それから小さく肩をすくめ、皮肉交じりに笑ってみせる。
「それに、逆に先生にバレないくらい完璧な演技だったってことですね」
「っ……」
小池は瞳を丸くさせた後、おかしそうに笑った。
「なるほど。藤崎さんは、良い生徒から面白い生徒にジョブチェンジしたんですね」
唐突なその言葉に、教室の数名が吹き出す。
「ジョブチェンジとか、若者っぽい言葉使ってるー」
「でも、ちょっと古いのがリアルだよねー」
玲奈と日菜子がすかさず突っ込みを入れ、小池は耳まで真っ赤に染めた。
「わ、私は別にそんなつもりじゃ……!」
教室に再び、明るい笑いが戻ってくる。
——こうして、結菜の続投が決まった。
その後、文化祭準備を始めるよう亜里沙が号令をかけると、教室はいつもの熱気に包まれていった。
「——黒鉄君、柊さん。ちょっといい?」
バタバタと動き出すクラスメイトたちの中、結菜が二人を呼び止めた。
声は少し硬かったが、そこには迷いのない真剣さがあった。
蓮と凛々華は顔を見合わせ、小さくうなずいてから、教室の隅に移動した。
隣の空き教室。
結菜は軽く腕を組んで、ふたりを見つめた。
「……強引に二人の間に割って入ったり、話を遮ったりしたこと、謝るよ。それに、柊さんに何も努力してないとか暴言吐いたことも……ごめんなさい」
結菜が唇を引き結び、頭を下げた。
顔を上げると、凛々華をまっすぐ見据えた。
「でも、柊さんのことは、正直まだ認めてないから。私がバランスを取ってたからこその今の人気っていうのも、マジでそう思ってるし」
言葉のトゲはまだ残っていた。

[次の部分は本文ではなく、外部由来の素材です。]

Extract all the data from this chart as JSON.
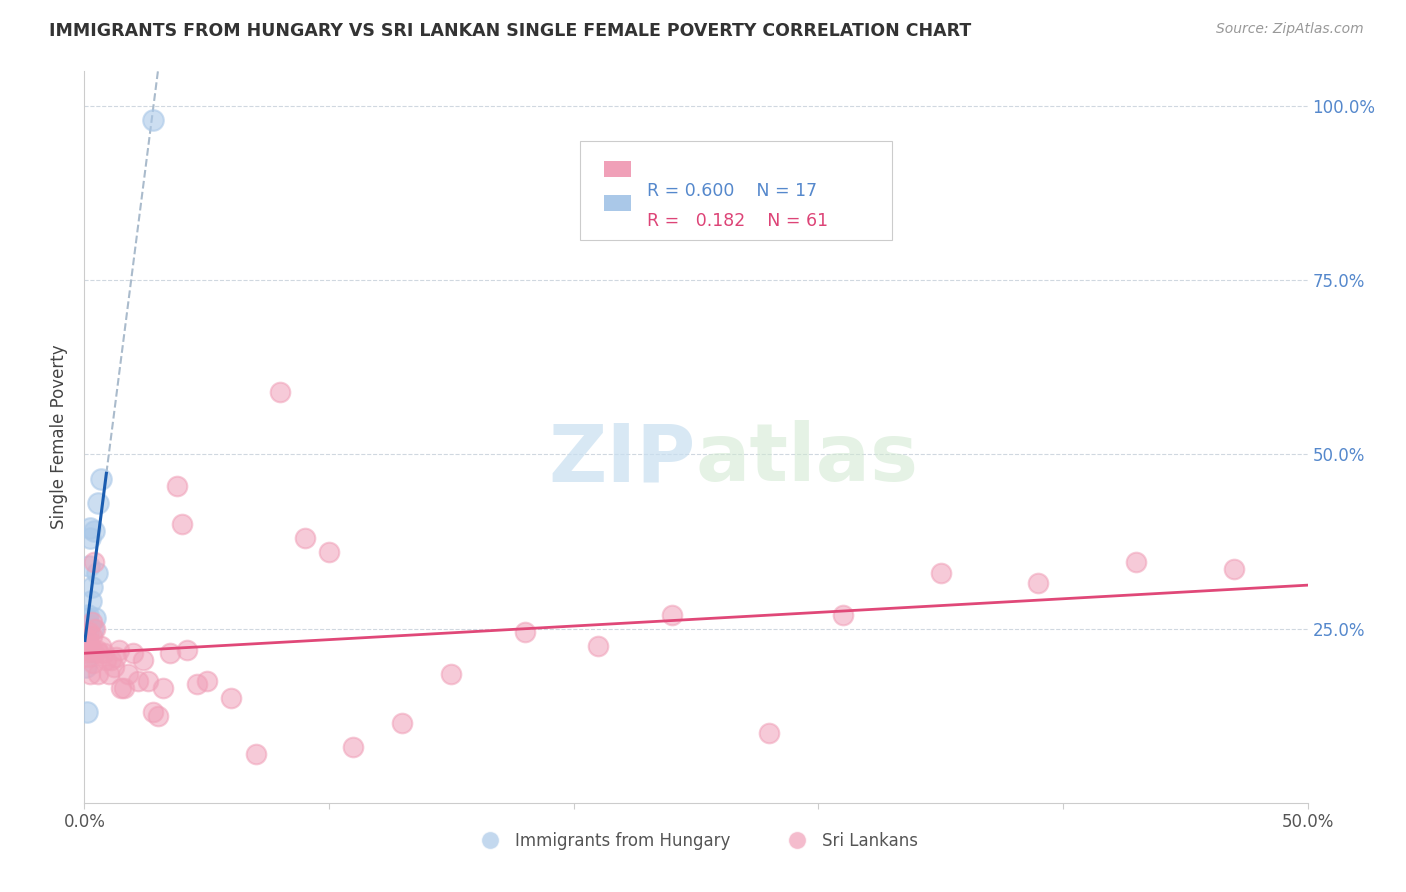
{
  "title": "IMMIGRANTS FROM HUNGARY VS SRI LANKAN SINGLE FEMALE POVERTY CORRELATION CHART",
  "source": "Source: ZipAtlas.com",
  "ylabel": "Single Female Poverty",
  "legend_hungary": "Immigrants from Hungary",
  "legend_srilanka": "Sri Lankans",
  "R_hungary": "0.600",
  "N_hungary": "17",
  "R_srilanka": "0.182",
  "N_srilanka": "61",
  "hungary_color": "#aac8e8",
  "hungary_line_color": "#1a5cb0",
  "srilanka_color": "#f0a0b8",
  "srilanka_line_color": "#e04878",
  "watermark_color": "#ccddf0",
  "xlim": [
    0,
    0.5
  ],
  "ylim": [
    0,
    1.05
  ],
  "hungary_x": [
    0.0008,
    0.001,
    0.0012,
    0.0015,
    0.0018,
    0.002,
    0.0022,
    0.0025,
    0.0028,
    0.003,
    0.0035,
    0.004,
    0.0045,
    0.005,
    0.0055,
    0.007,
    0.028
  ],
  "hungary_y": [
    0.195,
    0.13,
    0.265,
    0.27,
    0.255,
    0.34,
    0.38,
    0.395,
    0.29,
    0.31,
    0.25,
    0.39,
    0.265,
    0.33,
    0.43,
    0.465,
    0.98
  ],
  "srilanka_x": [
    0.0005,
    0.0008,
    0.001,
    0.0012,
    0.0014,
    0.0016,
    0.0018,
    0.002,
    0.0022,
    0.0025,
    0.0028,
    0.003,
    0.0032,
    0.0035,
    0.0038,
    0.004,
    0.0045,
    0.005,
    0.0055,
    0.006,
    0.007,
    0.008,
    0.009,
    0.01,
    0.011,
    0.012,
    0.013,
    0.014,
    0.015,
    0.016,
    0.018,
    0.02,
    0.022,
    0.024,
    0.026,
    0.028,
    0.03,
    0.032,
    0.035,
    0.038,
    0.04,
    0.042,
    0.046,
    0.05,
    0.06,
    0.07,
    0.08,
    0.09,
    0.1,
    0.11,
    0.13,
    0.15,
    0.18,
    0.21,
    0.24,
    0.28,
    0.31,
    0.35,
    0.39,
    0.43,
    0.47
  ],
  "srilanka_y": [
    0.235,
    0.215,
    0.225,
    0.22,
    0.21,
    0.235,
    0.245,
    0.22,
    0.225,
    0.185,
    0.22,
    0.24,
    0.26,
    0.2,
    0.215,
    0.345,
    0.25,
    0.22,
    0.185,
    0.215,
    0.225,
    0.215,
    0.205,
    0.185,
    0.205,
    0.195,
    0.21,
    0.22,
    0.165,
    0.165,
    0.185,
    0.215,
    0.175,
    0.205,
    0.175,
    0.13,
    0.125,
    0.165,
    0.215,
    0.455,
    0.4,
    0.22,
    0.17,
    0.175,
    0.15,
    0.07,
    0.59,
    0.38,
    0.36,
    0.08,
    0.115,
    0.185,
    0.245,
    0.225,
    0.27,
    0.1,
    0.27,
    0.33,
    0.315,
    0.345,
    0.335
  ]
}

それでも、顔はまっすぐだった。
こちらが結菜の素なのだと、今ではっきりとわかる。謝罪の言葉を重ねるのではなく、本音を伝えることが、彼女なりの誠意なのだろう。
「えぇ、それで構わないわ」
凛々華は声を荒げることもなく、淡々と受け止めた。
結菜は小さく舌打ちし、わざとらしく肩をすくめた。
「ホントに、あんたは……まぁ、いいや。付き合ったらしいし、黒鉄君は譲ってあげる。でも、間接キスの事実は忘れないでよね」
結菜がニヤリと口角を上げた。
凛々華は涼しげな表情で返す。
「勝手に仕掛けておいて、既成事実みたいに言わないでもらえるかしら?」
「私が仕掛けたのは事実だよ。でも黒鉄君、普通にその後もそのストローで飲んでたけどね」
その言葉に、ぴくりと凛々華の眉が跳ね上がった。
ジロリと、蓮に鋭い視線を向ける。
「……黒鉄君?」
「い、いや、さすがに交換したり飲まなかったりするのは失礼だろ?」
蓮はやや早口で、言った。
「それはそうだけれど……そこまで慌ててると怪しいわね」
「そ、それは……」
蓮は言葉を詰まらせた。
凛々華がスッと瞳を細める。
「それは?」
「……これ以上、柊とすれ違いたくねえから」
「っ……!」
凛々華の目が大きく見開かれた。
そして、次の瞬間——耳まで真っ赤に染まっていた。
結菜はため息をついて、やれやれと肩を落とした。
「……空気乱れるから、教室ではあまりイチャつかないでよね」
半眼でそう言い放つと、ほんのりと口元を緩めて、赤面する二人に指を突きつけた。